Mas não há também espaço para críticas à burocratização, à politização excessiva das organizações a ponto de gerar insatisfação com base no seu progressismo excessivo, ou no que a direita chama de "wokismo", ou quando um poder consegue impor sua autoridade? Exemplos: ONU, OMS, OMC, OEA.
Há anos, a sociedade civil e diversos países vêm propondo a necessidade de reformar a ordem internacional criada em 1945. Não há dúvida de que mudanças são necessárias. E o Secretário-Geral da ONU iniciou um processo de reforma, a ONU80, com um objetivo claro: "traçar uma linha direta entre a criação das Nações Unidas, há oito décadas, e a prevenção de uma Terceira Guerra Mundial". Mas não nos enganemos.
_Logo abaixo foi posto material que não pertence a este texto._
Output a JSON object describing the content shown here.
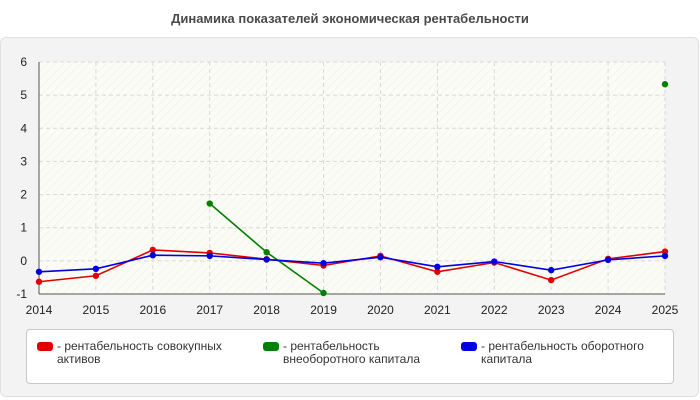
{
  "title": "Динамика показателей экономическая рентабельности",
  "chart_data": {
    "type": "line",
    "x": [
      "2014",
      "2015",
      "2016",
      "2017",
      "2018",
      "2019",
      "2020",
      "2021",
      "2022",
      "2023",
      "2024",
      "2025"
    ],
    "ylim": [
      -1,
      6
    ],
    "yticks": [
      -1,
      0,
      1,
      2,
      3,
      4,
      5,
      6
    ],
    "grid": true,
    "legend_position": "bottom",
    "series": [
      {
        "name": "- рентабельность совокупных активов",
        "color": "#e00000",
        "values": [
          -0.63,
          -0.45,
          0.33,
          0.24,
          0.05,
          -0.14,
          0.15,
          -0.33,
          -0.05,
          -0.58,
          0.06,
          0.28
        ]
      },
      {
        "name": "- рентабельность внеоборотного капитала",
        "color": "#008000",
        "values": [
          null,
          null,
          null,
          1.73,
          0.26,
          -0.97,
          null,
          null,
          null,
          null,
          null,
          5.33
        ]
      },
      {
        "name": "- рентабельность оборотного капитала",
        "color": "#0000e0",
        "values": [
          -0.33,
          -0.24,
          0.17,
          0.15,
          0.04,
          -0.07,
          0.11,
          -0.18,
          -0.02,
          -0.28,
          0.03,
          0.15
        ]
      }
    ]
  },
  "legend": {
    "items": [
      {
        "line1": "- рентабельность совокупных",
        "line2": "активов",
        "color": "#e00000"
      },
      {
        "line1": "- рентабельность",
        "line2": "внеоборотного капитала",
        "color": "#008000"
      },
      {
        "line1": "- рентабельность оборотного",
        "line2": "капитала",
        "color": "#0000e0"
      }
    ]
  }
}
Além da necessidade de mudança, não podemos ignorar o fato de que o que muitos buscam é o fim do multilateralismo, como proposto pela nova direita. É a mesma linha de pensamento que, há um século, se opôs à Liga das Nações e abriu caminho para a Primeira e a Segunda Guerras Mundiais. Hoje, parece que querem uma Terceira.
Santiago Canton, especialista e analista em organizações internacionais e direitos humanos, é atualmente diretor do Programa Peter D. Bell Rule of Law, Diálogo Interamericano, em Washington.
Santiago A. Canton é Secretário-Geral da Comissão Internacional de Juristas (CIJ), sediada em Genebra. Formou-se pela Faculdade de Direito da Universidade de Buenos Aires e possui mestrado em Direito pela Faculdade de Direito de Washington. Foi Diretor do Programa de Estado de Direito do Diálogo Interamericano, em Washington, D.C., Presidente da Comissão de Inquérito das Nações Unidas sobre Israel e Palestina, Diretor Executivo de Direitos Humanos da Robert F. Kennedy Human Rights, Secretário Executivo da Comissão Interamericana de Direitos Humanos (CIDH), Relator Especial para a Liberdade de Expressão da CIDH, Diretor para a América Latina do Instituto Nacional Democrático e Chefe da Missão junto à OEA para o acompanhamento da Carta Democrática Interamericana. Foi Professor Adjunto na Universidade de Georgetown e atualmente leciona na Faculdade de Direito de Washington e na Universidade de Buenos Aires. Em 2005, Canton recebeu o Grande Prêmio Chapultepec da Associação Interamericana de Imprensa.
Um líder : na Argentina, Raúl Alfonsin.
Um herói : Mariano Moreno
Uma bebida : um bom uísque
Uma sociedade: a do estado de bem-estar social e do Estado de direito, que infelizmente está sendo pisoteada.
Uma lembrança : alegria total na manhã seguinte às eleições de 83, comprando todos os jornais que encontrei em Villa Ballester. Ainda os tenho.
Um sonho: que o amor insensível pela nova direita desapareça antes que nos leve a repetir a trágica e interminável noite de 85 anos atrás.
Um filme: muitos. Mas para estes tempos de racismo e discriminação, Blade Runner.
Um livro: O Cânone Ocidental de Harold Bloom
Um desafio: garantir que a liberdade triunfe sobre a violência e as mentiras do neofascismo.